Au Rond-Point, Marc Paquien met en scène une pièce de Caryl Churchill interprétée par un quatuor exceptionnel
L’auteure est peu connue en France mais outre Manche, Caryl Churchill, 81 ans, est une figure majeure de la scène britannique. Dramaturge engagée et militante, son théâtre explore les thèmes politiques actuels, comme dans Escaped alone, titre original de la pièce traduite par Elisabeth Angel-Perez et mise en scène par Marc Paquien. « Je marche dans la rue et il y a une porte entrouverte dans la palissade et derrière, trois femmes que j’ai déjà vues »… Invitée à pénétrer dans le jardin, Mrs Jarrett rejoint le trio de voisines. C’est l’heure du thé, des bavardages, des banalités échangées, des souvenirs et des élucubrations entre dames d’un certain âge. Mais par instants, Mrs Jarrett s’extrait du groupe et s’avance sur le devant de la scène pour y délivrer des visions d’apocalypse. Témoin d’une catastrophe déjà advenue (ou visionnaire d’un cauchemar futur), elle énonce les ravages d’un hyper capitalisme, les incendies, l’eau manquante, et même des animaux qui tombent du ciel.
Quatre comédiennes rares
Le décalage détonant entre la conversation anecdotique des trois voisines et la parole de cette Cassandre des temps modernes constitue la matière théâtrale du texte de Caryl Churchill, bref mais consistant, incisif, empreint d’une ironie acerbe, fine et déflagrante. La langue est précise, réaliste, l’écriture mêle les temps, du présent du tea time à la catastrophe passée ou l’apocalypse à venir. Pour tout décor, Emmanuel Clolus dessine un jardin en fond de scène et sur le plateau, où sont installées les chaises des quatre femmes. Rien de surligné dans la mise en scène sobre et précise de Marc Paquien qui fait entendre cette « comédie de fin du monde » dans toute son étrangeté et sa vigueur.
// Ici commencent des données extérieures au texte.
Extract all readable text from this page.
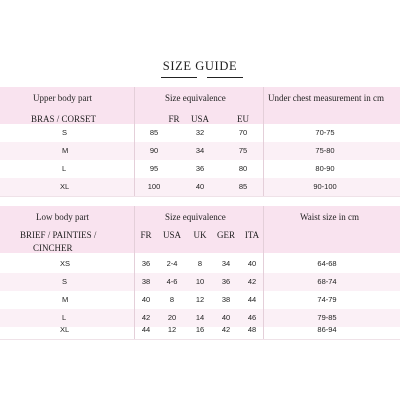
SIZE GUIDE
Upper body part	Size equivalence	Under chest measurement in cm
BRAS / CORSET	FR	USA	EU
S	85	32	70	70-75
M	90	34	75	75-80
L	95	36	80	80-90
XL	100	40	85	90-100
Low body part	Size equivalence	Waist size in cm
BRIEF / PAINTIES /
CINCHER
FR	USA	UK	GER	ITA
XS	36	2-4	8	34	40	64-68
S	38	4-6	10	36	42	68-74
M	40	8	12	38	44	74-79
L	42	20	14	40	46	79-85
XL	44	12	16	42	48	86-94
L’humour est là, l’insolite, et aussi l’inquiétude. Les comédiennes réunies portent leur personnage avec force et sensibilité, leur apportent leur densité d’humanité, laissant entrevoir sous les paroles toute une vie vécue, comme lorsqu’elles entonnent un air connu de leur jeunesse. Le quatuor est exceptionnel : Charlotte Clamens, Danièle Lebrun (de la Comédie-Française), Geneviève Mnich, et Dominique Valadié, quatre comédiennes rares à applaudir sans réserve et qu’il faut courir voir.
Du ciel tombaient des animaux * * *
Théâtre du Rond-Point, 2 bis, av. Franklin D. Roosevelt, Paris 8e. Tél. 01 44 95 98 21. www.theatredurondpoint.com Jusqu’au 2 février.